Tembang tersebut biasanya hanyalah berupa pantun empat kerat bersajak a-b a-b, bahasa yang dipergunakan sebagaimana telah penulis singgung di awal tadi yaitu mempergunakan bahasa yang lebih mirip melayu. Tentang kemiripan bahasa dan bentuk pantun ini merupakan sampingan dari penulisan ini, yaitu sebuah lontaran pemikiran tentang asal muasal suku-suku di atas. Adapun tujuan tulisan ialah pengumpulan koleksi tembang yang pernah ditembangkan oleh penembang-penembang professional yang telah pernah memasuki dunia rekaman patron yaitu Palapa Record. Dengan adanya koleksi ini diharapkan akan lebih mempermudah penembang-penembang yang ingin mecoba untuk menekuni dunia tarik suara ini, dalam upaya melestarikan budaya daerah.
Semoga saja dari koleksi ini dapat untuk dikembangkan lebih jauh dan syukur-syukur kiranya dapat menghantar pendengarnya lebih mendekatkan diri ke pada Sang Penciptanya. Hal ini sangat berkemungkian dapat untuk direalisasikan mengingat irama dan nada yang muncul dari tembang atau rejung itu memiliki nuansa estetik natural dalam arti membawakan suara alam semesta yang pada dasarnya jarang orang tidak dapat mengappresiasinya.
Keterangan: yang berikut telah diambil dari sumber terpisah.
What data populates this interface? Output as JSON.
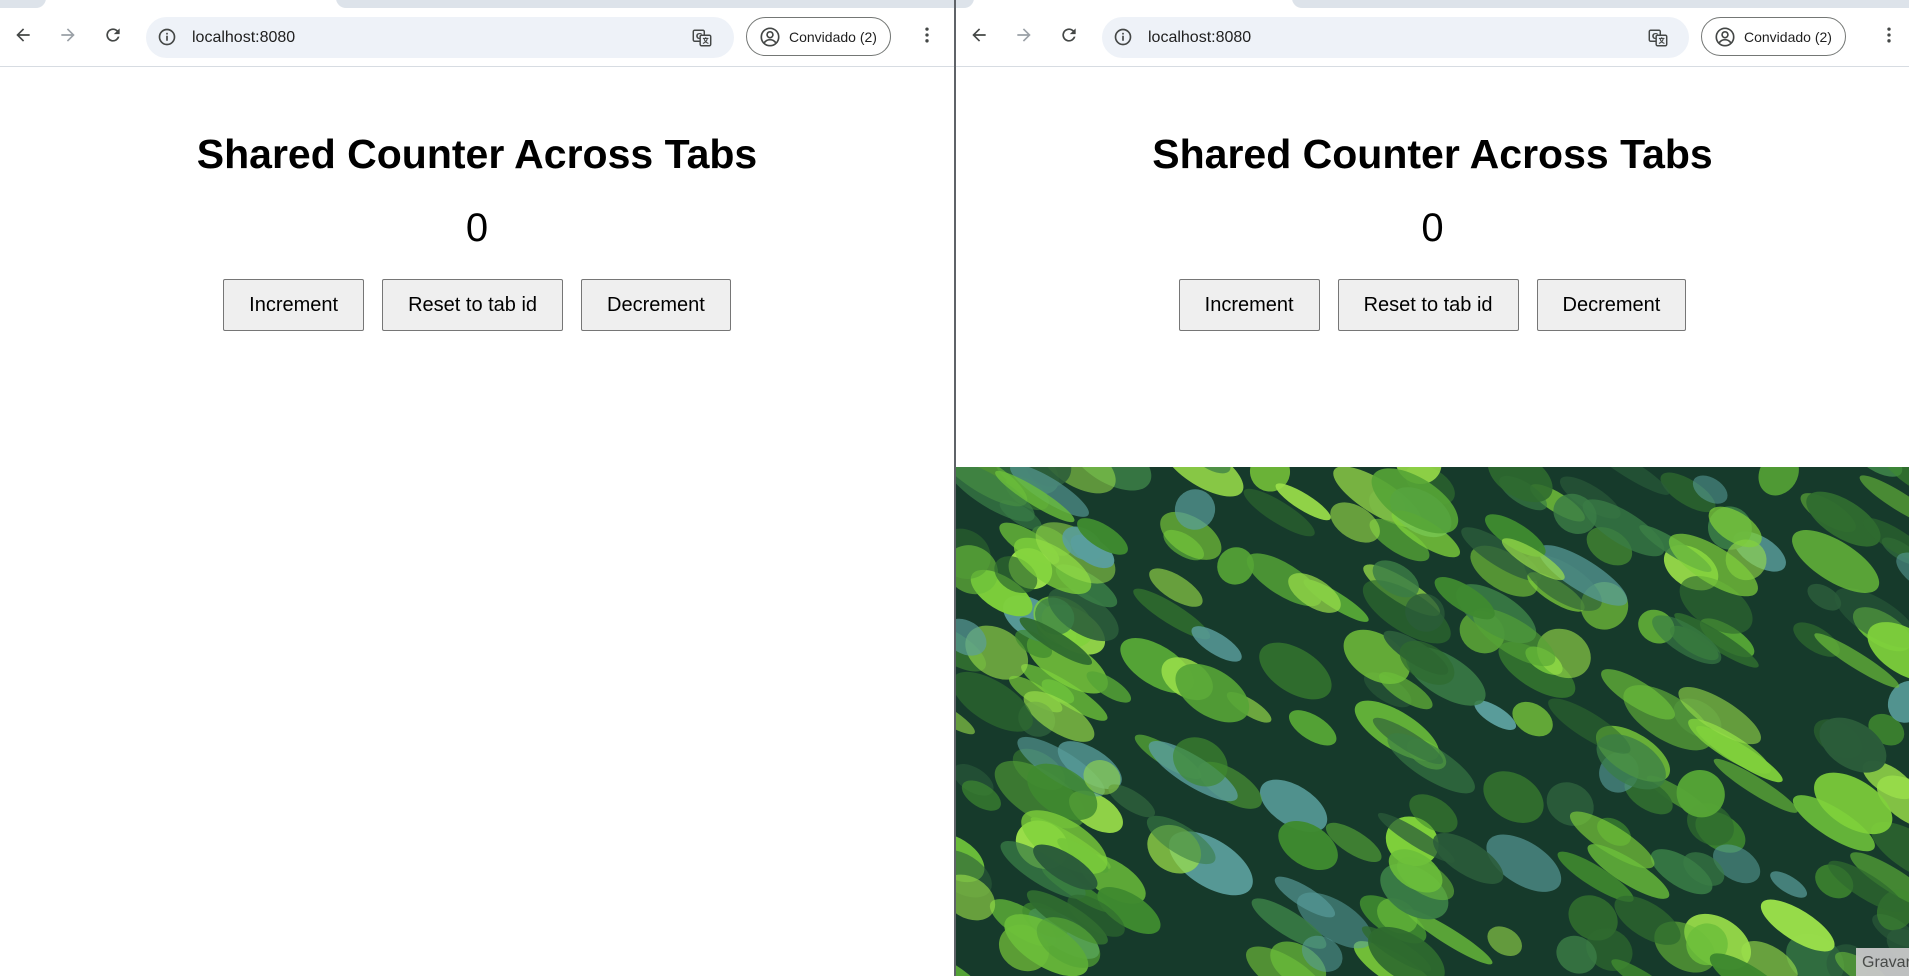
{
  "windows": [
    {
      "omnibox": {
        "url": "localhost:8080"
      },
      "profile": {
        "label": "Convidado (2)"
      },
      "page": {
        "title": "Shared Counter Across Tabs",
        "counter_value": "0",
        "buttons": {
          "increment": "Increment",
          "reset": "Reset to tab id",
          "decrement": "Decrement"
        }
      }
    },
    {
      "omnibox": {
        "url": "localhost:8080"
      },
      "profile": {
        "label": "Convidado (2)"
      },
      "page": {
        "title": "Shared Counter Across Tabs",
        "counter_value": "0",
        "buttons": {
          "increment": "Increment",
          "reset": "Reset to tab id",
          "decrement": "Decrement"
        }
      }
    }
  ],
  "overlay": {
    "record_label": "Gravar"
  },
  "icons": {
    "back": "arrow-left-icon",
    "forward": "arrow-right-icon",
    "reload": "reload-icon",
    "site_info": "info-icon",
    "translate": "translate-icon",
    "profile": "account-circle-icon",
    "menu": "more-vert-icon"
  },
  "colors": {
    "omnibox_bg": "#eef2f8",
    "button_bg": "#efefef",
    "forest_dark": "#173e2c",
    "forest_light": "#7fd13b"
  }
}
Nuansa estetik natural ini tidak hanya sekedar memenuhi konsumsi pemikiran enerjik melainkan lebih kepada unsur qalbu sentimental.
Jiwa insaniah yang terdalam dapat diraih maka terkadang tidak mengherankan jika unsur pemikirian tidak terlalu dominan sehingga dapat memberi celah hidup dalam hati, di situlah letak dari tembang ini. Tentu saja sasarannya adalah manusia yang masih hidup secara batiniahnya. Sebab jika kita mau mendengar perkataan Rasulullah saw bahwasanya ; “banyak didapati manusia yang mati sebelum mati”. Akhir kalam semoga koleksi ini membawa manfaat dalam arti yang sebenarnya.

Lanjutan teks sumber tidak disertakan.